Comment by dmd
1 day ago
Not the 10000, but I admin'd a 4500 back in 1999 at Bristol-Myers Squibb at the ripe old age of 21. It was running Sun's mail server, which required constant care and feeding to even remotely reliably serve our 30,000+ users.
One time it just stopped responding, and my boss said "now, pay attention" and body-checked the machine as hard as he could.
It immediately started pinging again, and he refused to say anything else about it.
This reminds me of the “drop fix” for the sparc station where people would pick up the box and drop it to reseat the PROMs.
Amiga had a similar issue. One of the chips (fat Agnes IIRC?) didn't quite fit in the socket correctly, and a common fix was to pull out the drive mechanisms and drop the chassis something like a foot onto a carpeted floor.
Somewhat related, one morning I was in the office early and an accounting person came in and asked me for help, her computer wouldn't turn on and I was the only other one in the office. I went over, poked the power button and nothing happened. This was on a PC clone. She has a picture of her daughter on top of the computer, so I picked it up, gave the computer a good solid whack on the side, sat the picture down and poked the power button and it came to life.
We call this: Percussive Engineering
Apparently you also had to do this with the Apple ///.
I can't wait for the mandatory "brendan gregg screams at disks" youtube link.

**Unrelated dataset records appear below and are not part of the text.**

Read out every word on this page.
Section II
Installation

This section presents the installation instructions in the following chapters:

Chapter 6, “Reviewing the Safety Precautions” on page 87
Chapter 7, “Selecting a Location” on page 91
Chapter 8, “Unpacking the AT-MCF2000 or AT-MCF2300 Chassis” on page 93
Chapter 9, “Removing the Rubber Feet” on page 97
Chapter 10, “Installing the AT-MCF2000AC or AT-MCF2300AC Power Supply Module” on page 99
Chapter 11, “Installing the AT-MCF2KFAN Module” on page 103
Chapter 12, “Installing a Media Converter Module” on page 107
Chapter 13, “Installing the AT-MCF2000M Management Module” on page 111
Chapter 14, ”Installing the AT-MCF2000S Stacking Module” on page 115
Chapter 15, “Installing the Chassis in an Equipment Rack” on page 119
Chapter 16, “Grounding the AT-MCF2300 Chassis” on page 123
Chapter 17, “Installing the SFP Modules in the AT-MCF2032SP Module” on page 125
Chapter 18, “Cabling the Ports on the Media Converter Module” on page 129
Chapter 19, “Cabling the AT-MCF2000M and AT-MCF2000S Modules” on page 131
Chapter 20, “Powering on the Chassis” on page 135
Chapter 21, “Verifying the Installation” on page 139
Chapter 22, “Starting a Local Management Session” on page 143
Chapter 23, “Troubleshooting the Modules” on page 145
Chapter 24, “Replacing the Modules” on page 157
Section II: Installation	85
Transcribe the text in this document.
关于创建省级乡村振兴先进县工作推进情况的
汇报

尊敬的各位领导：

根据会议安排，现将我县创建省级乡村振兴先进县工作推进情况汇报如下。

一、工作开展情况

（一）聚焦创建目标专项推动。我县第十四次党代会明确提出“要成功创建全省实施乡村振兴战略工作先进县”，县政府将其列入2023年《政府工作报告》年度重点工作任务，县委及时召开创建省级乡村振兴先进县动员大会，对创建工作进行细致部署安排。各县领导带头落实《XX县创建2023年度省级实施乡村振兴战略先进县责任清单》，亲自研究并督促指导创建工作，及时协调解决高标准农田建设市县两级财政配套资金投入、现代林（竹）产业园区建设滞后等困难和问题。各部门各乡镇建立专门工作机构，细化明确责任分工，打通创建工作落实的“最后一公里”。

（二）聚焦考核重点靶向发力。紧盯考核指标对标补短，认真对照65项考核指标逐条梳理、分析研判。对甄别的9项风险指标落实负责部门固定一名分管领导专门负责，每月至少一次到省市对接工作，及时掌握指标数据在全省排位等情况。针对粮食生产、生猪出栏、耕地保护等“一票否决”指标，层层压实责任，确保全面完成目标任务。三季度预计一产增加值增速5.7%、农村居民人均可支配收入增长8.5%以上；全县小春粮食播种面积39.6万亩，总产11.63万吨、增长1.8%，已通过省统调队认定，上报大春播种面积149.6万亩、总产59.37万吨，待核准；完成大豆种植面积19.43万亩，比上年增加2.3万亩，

Ah, the old "Fus Ro Data Loss" vulnerability.
There you go :)
https://www.youtube.com/watch?v=tDacjrSCeq4
(btw it's titled "Shouting in the Datacenter")
Ah, percussive maintenance! Also good for reseating disks that just don’t quite reliably get enumerated, slam the thing back in. I had to do something similar on a power supply for a V440, thankfully it was a month or so away from retirement, I didn’t feel too bad giving it some encouragement like that. Great machines.